Chez nous, on avait pas la télé. Pas d'antenne. Pas de câble. Juste un vidéo, pour écouter des documentaires et des films d'auteurs en cantonais sous titré.

J'adorais le dire chaque fois que l'occasion venait. "Nous, on préfère être dehors, jouer de la musique, lire, se parler..." juste pour voir ce petit air incrédule ou admiratif qui se dessinait dans la face des autres. Ça me donnait un petit air d'élite, autant avoir l'air puisque je n'en ai ni la chanson, ni le sac à main, ni l'abonnement au théâtre de Quat'Sous...

Mais voilà, c'est arrivé: j'ai enfin compris comment fonctionne la manette et j'ai réalisé qu'on capte Télé-Québec. La télé roule maintenant non-stop jusqu'à 18h45, heure approximative du retour de mon amoureux, me donnant tout le loisir d'écouter des choses très instructives mais j'avoue qu'au final, je passe plus de temps avec Dora l'exploratrice et Zoboomafoo.

J'ai décidé cette semaine qu'il me faudrait faire mon coming out, puisqu'une super émission passe en soirée, et avouer mon amoureux que finalement, j'aime ça la télé, moi, et que je vais l'écouter de temps en temps, bon, pis t'as rien à dire contre ça!

Manquant de courage, j'ai laissé la télé allumée et je suis partie pour la soirée. À mon retour, j'ai trouvé un gars hypnotisé la bouche ouverte devant l'écran, le cerveau amputé de la capacité de tourner la tête et de répondre quelque chose d'audible à "bonjour". C'était gagné.

Tout ça pour dire que, dans le cadre de mon retour désordonné à l'anti-régime, j'ai décidé qu'il serait prioritaire de revenir à manger sans distraction. Ma meilleure amie fait les combinaisons alimentaires? Moi aussi! Elle, c'est la viande sans les patates, le pain sans beurre ni confiture, les pâtes sans sauce et la guerre au dessert (bref, tout ce qui va bien ensemble ne doit pas être mangé ensemble, c'est l'alimentation sans le plaisir à mes yeux, yark!) ; moi j'évite la nourriture avec les livres, la t.v., le piano ou l'ordi.

C'est pas facile. Je rechute souvent. Rien ne me détends plus qu'une soirée devant un film à manger n'importe quoi sans y penser (n'importe quoi sauf des crudités sans trempette et autres absurdités dans le genre, évidemment). Et dans les autres moments, j'ai besoin de me distraire de moi, de l'anxiété de manger, de la solitude...

Pour changer une habitude ou une dépendance, il faut réaliser pleinement ce que ça nous apporte.
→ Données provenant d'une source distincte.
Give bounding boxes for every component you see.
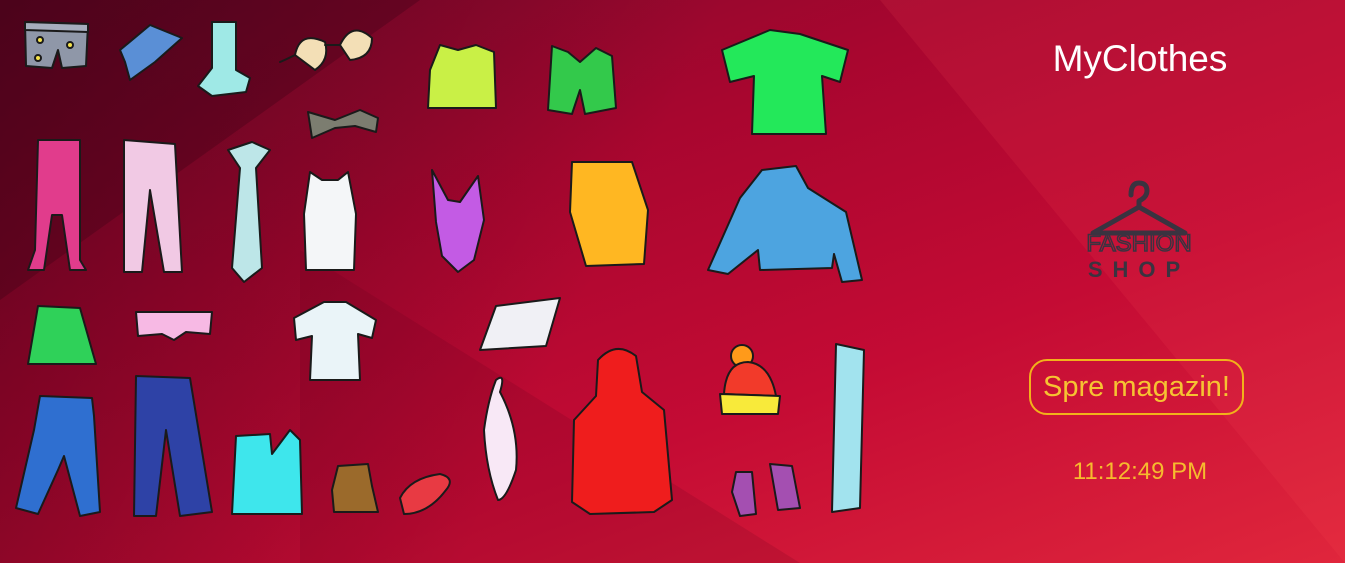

La bouffe n'est pas un problème et moi non plus. Il faut juste enlever les interférences qui nous empêchent de communiquer...

J'entends certaines femmes dire que c'est plus simple de se libérer de d'autres dépendances comme l'alcool, la cigarette ou les drogues et que nous, qui traitons parfois nos émotions à coups de morceau de tarte au sucre, sommes constamment bombardées d'images de bouffes, d'incitation à manger, sans pouvoir éviter l'obligation de manger.

Vrai, mais faux. Nous sommes dépendants de la nourriture, mais ce n'est pas un problème! C'est un besoin vital et le plaisir que combler sa faim nous apporte devrait se savourer comme un verre d'eau quand on a soif ou une toilette quand ça fait une demie heure qu'on la cherche frénétiquement dans un centre d'achat...

On ne règle rien en blâmant la tarte au sucre ou en s'en privant. C'est simplement un malentendu dans l'utilité qu'il faut régler. Et pour ça, il faut communiquer, s'écouter surtout.